Doctor Who_ Original Sin - Andy Lane [10]
He smiled, remembering some of his holidays. ‘Did I ever tell you about the time I had a tooth removed in the Old West?’
‘Yes,’ Bernice said levelly.
‘Oh. What about the effervescent oceans of Florana?’
‘Yes.’
‘Oh. What about –’ He saw her face, and stopped.
‘Doctor,’ she blurted suddenly, ‘Homeless Forsaken told me something just before he died – something that’s been worrying me. He said I shouldn’t go back to Earth for the next few years. He said it wasn’t safe – that something terrible was going to happen and he didn’t want it to happen to me.’ She sighed. ‘He said even though the Hith are notorious for being loners, he liked me too much to want to see me die.’
‘Earth,’ the Doctor mused. ‘Thirtieth century in Homeless Forsaken’s time.
A time of peace and prosperity: well, for the peaceful and prosperous, at least.
Run by the full panoply of an Imperial Court – earls, viscounts and the rest –
and divided up into areas called spaceports. Just like the old countries, except that they better reflect the socio-economic realities of life in the future.
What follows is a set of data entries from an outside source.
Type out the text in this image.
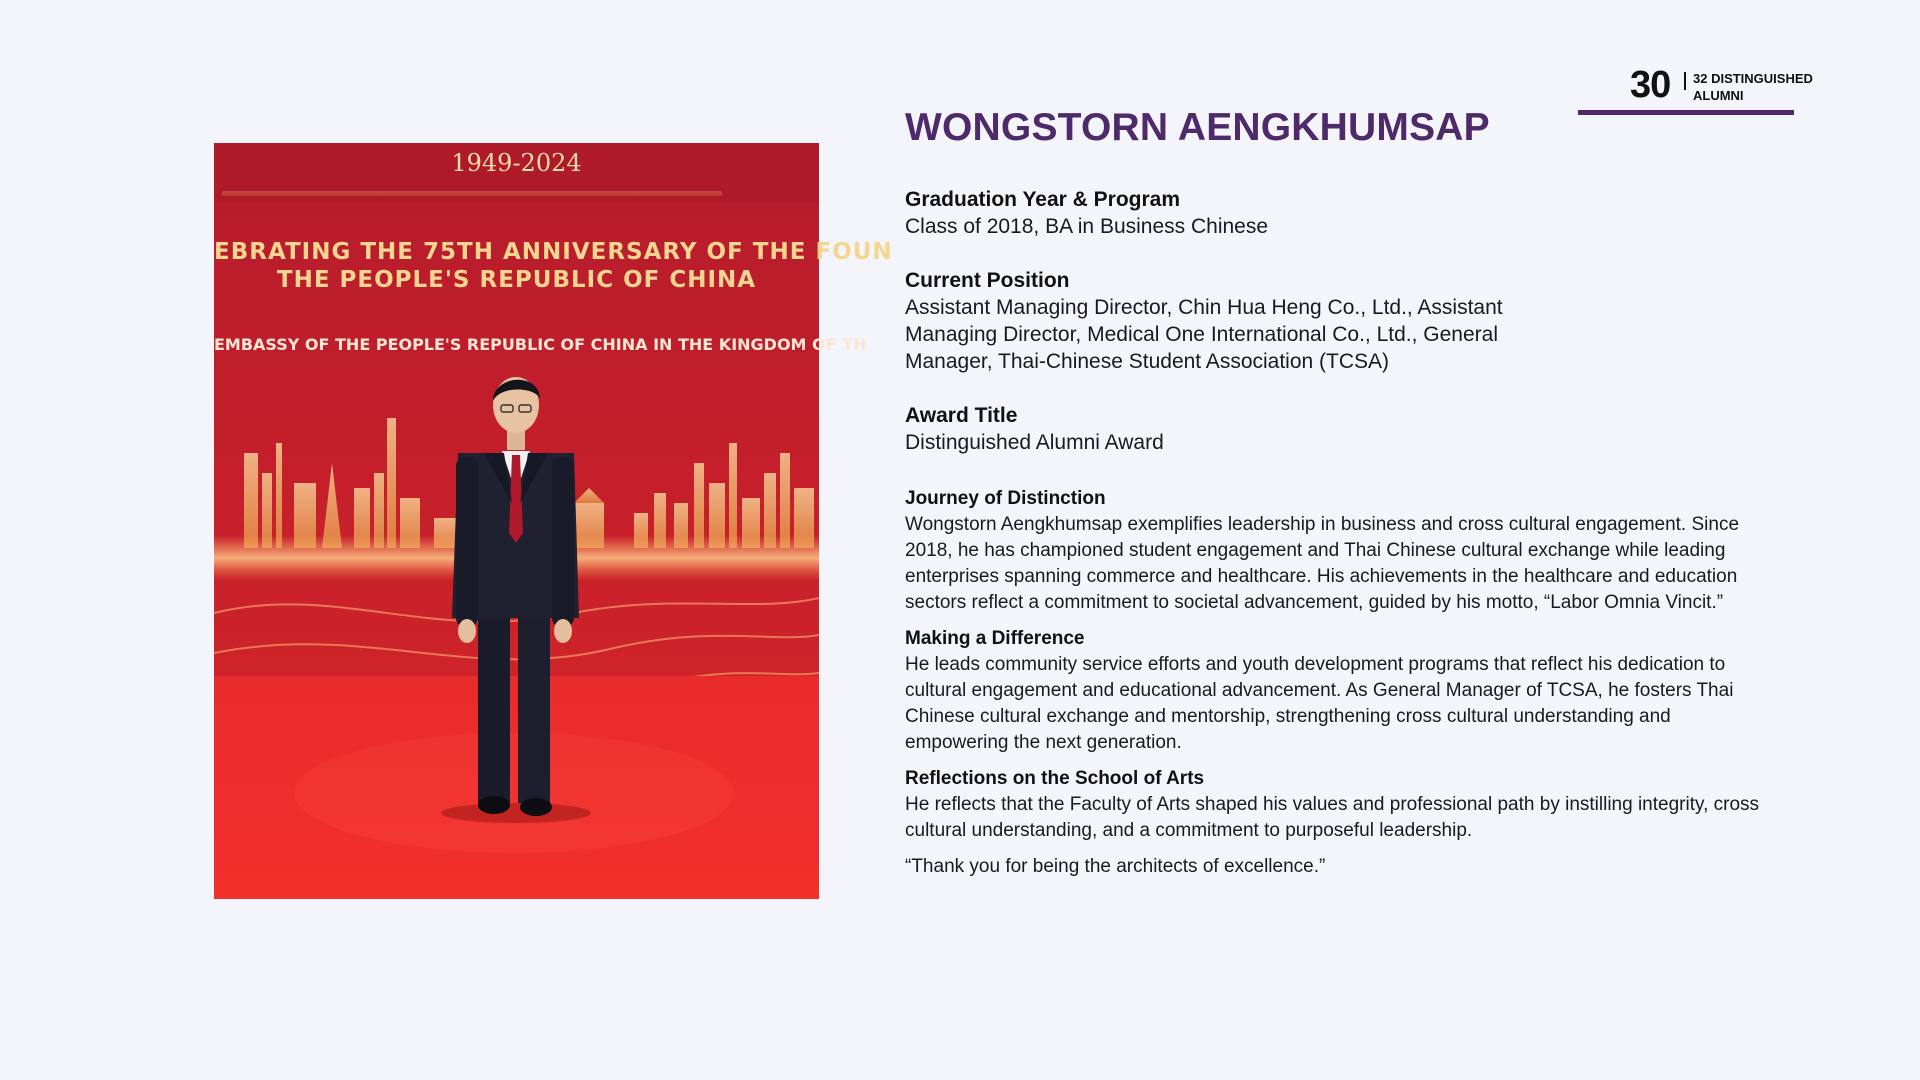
30 32 DISTINGUISHED ALUMNI
1949-2024
EBRATING THE 75TH ANNIVERSARY OF THE FOUN
THE PEOPLE'S REPUBLIC OF CHINA
EMBASSY OF THE PEOPLE'S REPUBLIC OF CHINA IN THE KINGDOM OF TH
WONGSTORN AENGKHUMSAP
Graduation Year & Program
Class of 2018, BA in Business Chinese
Current Position
Assistant Managing Director, Chin Hua Heng Co., Ltd., Assistant Managing Director, Medical One International Co., Ltd., General Manager, Thai-Chinese Student Association (TCSA)
Award Title
Distinguished Alumni Award
Journey of Distinction
Wongstorn Aengkhumsap exemplifies leadership in business and cross cultural engagement. Since 2018, he has championed student engagement and Thai Chinese cultural exchange while leading enterprises spanning commerce and healthcare. His achievements in the healthcare and education sectors reflect a commitment to societal advancement, guided by his motto, “Labor Omnia Vincit.”
Making a Difference
He leads community service efforts and youth development programs that reflect his dedication to cultural engagement and educational advancement. As General Manager of TCSA, he fosters Thai Chinese cultural exchange and mentorship, strengthening cross cultural understanding and empowering the next generation.
Reflections on the School of Arts
He reflects that the Faculty of Arts shaped his values and professional path by instilling integrity, cross cultural understanding, and a commitment to purposeful leadership.
“Thank you for being the architects of excellence.”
Not a pleasant place, as places go, but I wouldn’t want to lose it just yet.’ He was silent for a moment. ‘Does this have anything to do with our adventures on Oolis?’ he said finally.
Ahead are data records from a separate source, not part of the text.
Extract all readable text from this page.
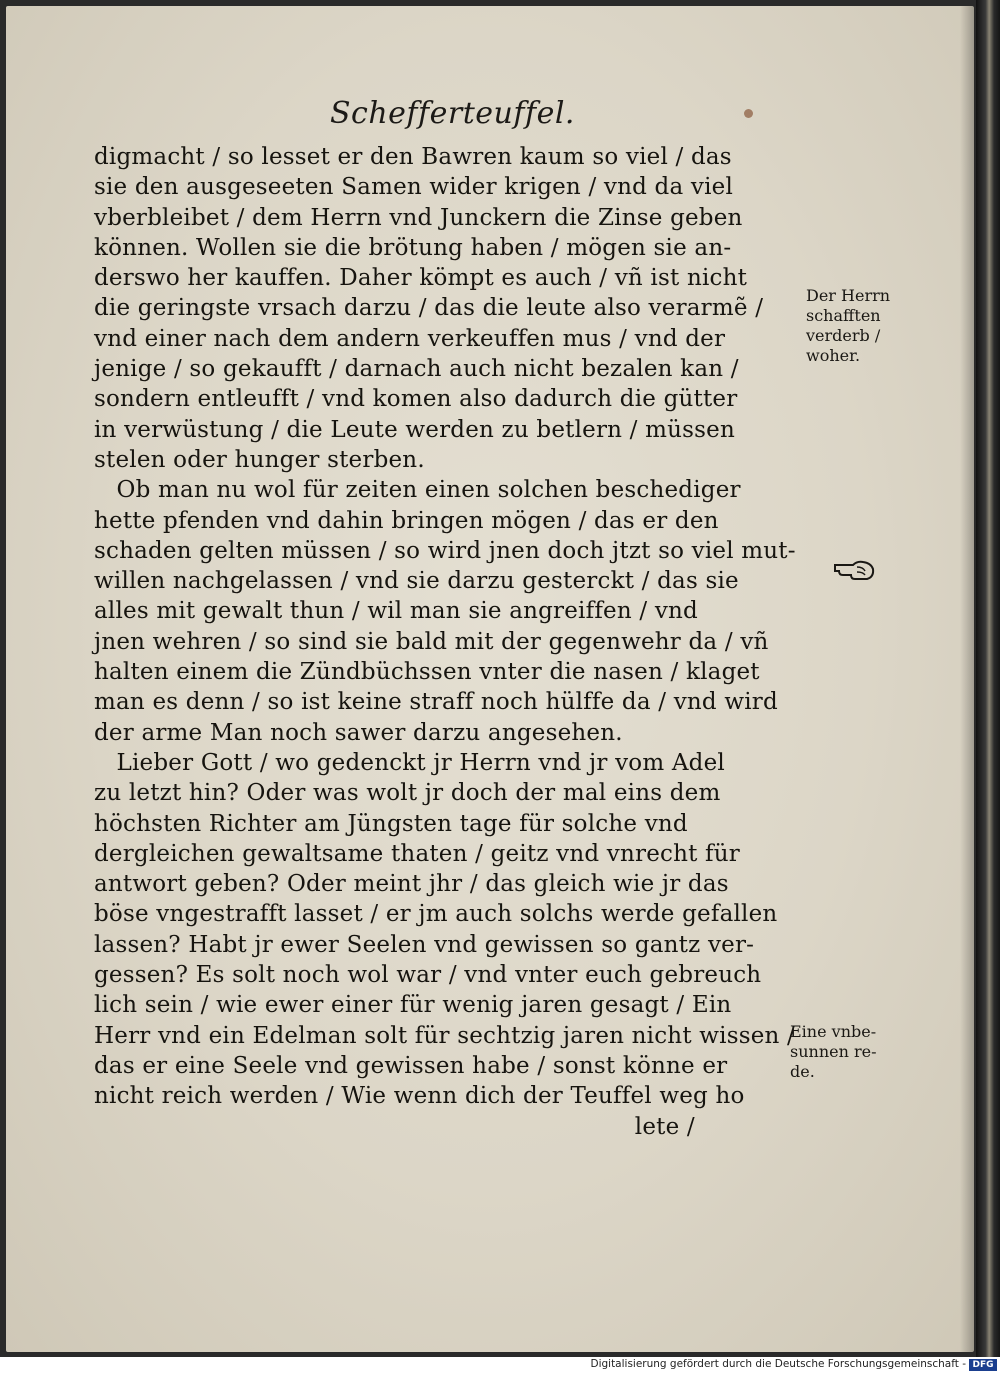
Schefferteuffel.
digmacht / so lesset er den Bawren kaum so viel / das
sie den ausgeseeten Samen wider krigen / vnd da viel
vberbleibet / dem Herrn vnd Junckern die Zinse geben
können. Wollen sie die brötung haben / mögen sie an-
derswo her kauffen. Daher kömpt es auch / vñ ist nicht
die geringste vrsach darzu / das die leute also verarmẽ /
vnd einer nach dem andern verkeuffen mus / vnd der
jenige / so gekaufft / darnach auch nicht bezalen kan /
sondern entleufft / vnd komen also dadurch die gütter
in verwüstung / die Leute werden zu betlern / müssen
stelen oder hunger sterben.
Ob man nu wol für zeiten einen solchen beschediger
hette pfenden vnd dahin bringen mögen / das er den
schaden gelten müssen / so wird jnen doch jtzt so viel mut-
willen nachgelassen / vnd sie darzu gesterckt / das sie
alles mit gewalt thun / wil man sie angreiffen / vnd
jnen wehren / so sind sie bald mit der gegenwehr da / vñ
halten einem die Zündbüchssen vnter die nasen / klaget
man es denn / so ist keine straff noch hülffe da / vnd wird
der arme Man noch sawer darzu angesehen.
Lieber Gott / wo gedenckt jr Herrn vnd jr vom Adel
zu letzt hin? Oder was wolt jr doch der mal eins dem
höchsten Richter am Jüngsten tage für solche vnd
dergleichen gewaltsame thaten / geitz vnd vnrecht für
antwort geben? Oder meint jhr / das gleich wie jr das
böse vngestrafft lasset / er jm auch solchs werde gefallen
lassen? Habt jr ewer Seelen vnd gewissen so gantz ver-
gessen? Es solt noch wol war / vnd vnter euch gebreuch
lich sein / wie ewer einer für wenig jaren gesagt / Ein
Herr vnd ein Edelman solt für sechtzig jaren nicht wissen /
das er eine Seele vnd gewissen habe / sonst könne er
nicht reich werden / Wie wenn dich der Teuffel weg ho
lete /
Der Herrn
schafften
verderb /
woher.
Eine vnbe-
sunnen re-
de.
Digitalisierung gefördert durch die Deutsche Forschungsgemeinschaft - DFG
‘No.’ She shook her head. ‘That was something else that he had got mixed up in.’
17
The Doctor was silent for a few moments, remembering their time on Oolis.
Homeless Forsaken, Hith warrior, had been a drifter: a rootless, homeless member of a downtrodden race. He hadn’t talked about himself very much, but he had a sense of honour, and the Doctor had not known him to lie.
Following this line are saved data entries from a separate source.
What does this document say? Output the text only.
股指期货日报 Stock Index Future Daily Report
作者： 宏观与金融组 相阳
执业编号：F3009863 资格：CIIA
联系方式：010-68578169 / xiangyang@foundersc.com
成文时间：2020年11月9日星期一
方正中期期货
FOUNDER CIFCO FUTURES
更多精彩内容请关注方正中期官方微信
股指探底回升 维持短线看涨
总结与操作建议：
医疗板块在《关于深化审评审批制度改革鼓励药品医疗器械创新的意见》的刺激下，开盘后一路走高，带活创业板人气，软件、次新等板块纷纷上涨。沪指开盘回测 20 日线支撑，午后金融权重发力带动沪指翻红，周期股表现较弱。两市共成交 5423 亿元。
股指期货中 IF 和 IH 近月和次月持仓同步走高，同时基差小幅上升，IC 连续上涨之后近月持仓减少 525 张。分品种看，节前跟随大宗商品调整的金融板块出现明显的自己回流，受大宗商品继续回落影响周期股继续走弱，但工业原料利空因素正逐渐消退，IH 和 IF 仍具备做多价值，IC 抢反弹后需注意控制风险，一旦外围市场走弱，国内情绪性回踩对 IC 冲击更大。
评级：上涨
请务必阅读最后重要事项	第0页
‘The Hith,’ he mused. ‘As I recall, they lost a short but very nasty war with the Earth Empire –’ He took his gold hunter watch out of his pocket and consulted it. ‘– four years or so ago. Their home world was terraformed, and the remnants of the Hith were left wandering around the galaxy in whatever spaceships they could beg, borrow or run off with without paying spaceport fees. I wouldn’t be surprised if they were intending to take some terrible revenge.’
Bernice nodded. ‘I’ll never forget what Homeless Forsaken said about the despair of knowing that somebody had taken your planet away and wouldn’t give it back. Did he tell you about his name? Apparently all of the Hith have renounced their original names and taken new ones to remind them and the rest of the galaxy what happened to them. His full name was Homeless Forsaken Betrayed And Alone.’
‘You can imagine it, can’t you?’ the Doctor said. ‘Some human security guard asks him who he is. “I’m Homeless Forsaken Betrayed And Alone,”
he replies. Passive resistance. Gandhi would have been proud.’ He sighed, gazing out across the sea of shoes. ‘But getting back to this threat, we haven’t got much to go on. Is that all he said?’
‘That’s it. Oh, he mentioned somewhere called Spaceport Five Overcity. He said that if I ever did go to Earth, to avoid going there.’
The Doctor handed the tumbler back to her and stood up, feeling suddenly shaky. That amber liquid certainly packed a punch. ‘Then that’s where we go,’
he said. ‘My interest has been piqued.’
Bernice sighed. ‘Yeah, that’s what I thought. I wasn’t sure whether to tell you or not, but I guess I had to in the end. I’d have felt guilty as hell if we’d pitched up in thirtieth-century Earth in a few years’ time, only to find it wasn’t there any more.’
‘Coming?’
She looked into the tumbler, and rolled the last few drops of amber fluid around. ‘Why not?’ she said, frowning.
‘Moping in the dark is a fruitless occupation, Bernice.’ He nodded towards the tumbler. ‘And besides, you drink too much already.’
‘Er, Doctor,’ she said carefully, ‘I think I should break some bad news to you.
I was looking for something to do, and I found this place, so I decided to clean some of your shoes. Trouble is, you’ve gone and drunk the polish.’
∗ ∗ ∗
18
Waiting For Justice And Dreaming Of Home slithered through the waist-high canal, dreaming of past glories.